Walker Evans: Graveyard and Steel Mill, Bethlehem, Pennsylvania, 1935
About the Photographer
The photograph that is under discussion has been taken by one of the famous photographer, Walker Evans. Walker Evans was born on 1903 and died in the year 1975. Evans is widely recognized as a groundbreaker in photography for his evenhanded tactic to content and composition. He did photography in the early to mid 20th century, utilizing a camera of compact format to seize the United States' landscape and the habits of its people. Walker Evans demonstrated his creative pieces in series or sorted in publications, producing expansive stories searching the variety of American lives. Several of his photographs became symbolic of the distress caused by the Great Depression that influenced the lives of many, which Evans authenticated through his photos with the United States government's Farm Security Administration in the 1930s.
Walker's Work
Creativity like that of Walker Evans in America is hardly known. He is considered popular next to D. Lang, one of the famous social photographers. At the beginning, Evans was engaged mainly in literature, visited several universities for about a year. H spent that time in Paris, where he sometimes read books written by S. Beach and Joyce, but he preferred to read Flaubert who led a bohemian lifestyle.

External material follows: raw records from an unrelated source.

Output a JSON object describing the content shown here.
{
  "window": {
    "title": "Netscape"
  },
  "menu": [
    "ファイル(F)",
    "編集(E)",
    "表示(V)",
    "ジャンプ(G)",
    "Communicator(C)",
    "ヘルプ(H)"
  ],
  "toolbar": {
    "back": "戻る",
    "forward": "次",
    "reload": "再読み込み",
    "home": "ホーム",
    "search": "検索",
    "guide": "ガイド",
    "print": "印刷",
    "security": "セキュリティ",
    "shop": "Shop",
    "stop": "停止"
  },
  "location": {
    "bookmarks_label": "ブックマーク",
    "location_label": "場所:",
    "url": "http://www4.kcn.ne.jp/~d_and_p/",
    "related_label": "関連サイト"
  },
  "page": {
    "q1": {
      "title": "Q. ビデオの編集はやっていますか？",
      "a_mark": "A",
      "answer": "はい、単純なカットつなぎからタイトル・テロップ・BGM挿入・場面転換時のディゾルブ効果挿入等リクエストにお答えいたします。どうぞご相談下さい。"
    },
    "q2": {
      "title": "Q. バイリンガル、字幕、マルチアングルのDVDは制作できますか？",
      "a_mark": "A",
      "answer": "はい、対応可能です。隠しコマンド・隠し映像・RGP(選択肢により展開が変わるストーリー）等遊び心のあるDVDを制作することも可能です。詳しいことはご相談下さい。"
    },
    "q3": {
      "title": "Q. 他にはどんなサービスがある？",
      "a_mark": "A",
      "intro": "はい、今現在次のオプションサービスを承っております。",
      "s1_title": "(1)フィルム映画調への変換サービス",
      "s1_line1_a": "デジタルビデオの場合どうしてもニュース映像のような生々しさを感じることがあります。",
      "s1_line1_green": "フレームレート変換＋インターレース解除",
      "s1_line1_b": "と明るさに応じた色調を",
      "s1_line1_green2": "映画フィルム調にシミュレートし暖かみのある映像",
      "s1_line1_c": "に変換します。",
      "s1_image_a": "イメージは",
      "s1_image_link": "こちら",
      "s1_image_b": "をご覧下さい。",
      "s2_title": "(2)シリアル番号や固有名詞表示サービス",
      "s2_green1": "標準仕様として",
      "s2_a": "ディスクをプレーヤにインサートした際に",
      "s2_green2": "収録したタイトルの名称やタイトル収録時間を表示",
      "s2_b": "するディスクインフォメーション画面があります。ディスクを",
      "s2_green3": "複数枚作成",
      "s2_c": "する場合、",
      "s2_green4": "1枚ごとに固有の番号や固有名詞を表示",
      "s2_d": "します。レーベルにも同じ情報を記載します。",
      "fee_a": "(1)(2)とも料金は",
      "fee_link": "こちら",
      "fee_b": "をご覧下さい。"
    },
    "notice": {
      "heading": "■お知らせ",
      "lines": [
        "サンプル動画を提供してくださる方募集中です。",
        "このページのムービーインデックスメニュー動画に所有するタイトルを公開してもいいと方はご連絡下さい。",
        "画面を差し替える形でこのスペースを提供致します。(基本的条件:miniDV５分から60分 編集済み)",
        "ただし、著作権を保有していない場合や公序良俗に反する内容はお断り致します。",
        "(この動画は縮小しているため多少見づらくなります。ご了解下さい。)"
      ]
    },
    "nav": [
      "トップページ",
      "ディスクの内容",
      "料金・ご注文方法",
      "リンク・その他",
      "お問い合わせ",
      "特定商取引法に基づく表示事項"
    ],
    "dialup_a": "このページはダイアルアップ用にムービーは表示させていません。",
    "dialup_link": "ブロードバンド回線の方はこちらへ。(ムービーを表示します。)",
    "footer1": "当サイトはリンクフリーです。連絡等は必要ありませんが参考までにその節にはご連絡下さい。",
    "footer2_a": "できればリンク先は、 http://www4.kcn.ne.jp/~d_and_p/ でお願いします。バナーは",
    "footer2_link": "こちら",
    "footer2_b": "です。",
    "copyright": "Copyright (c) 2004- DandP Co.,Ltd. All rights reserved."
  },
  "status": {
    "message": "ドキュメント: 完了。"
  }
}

In 1928, he started to take pictures, rejected the commercialism of Steyhen and as well as the artistic aspect of Stiglitz. Since the end of 1935, he worked with R Staykerom, author of the famous project “Farm Security Administration”. During this period, most of his famous works were published later in the Kirstein's monograph “American Photography” in combined exhibitions with Evans in the Museum of Modern Art and book “The hired peasants” (Miller & Pencak 2002, p. 517).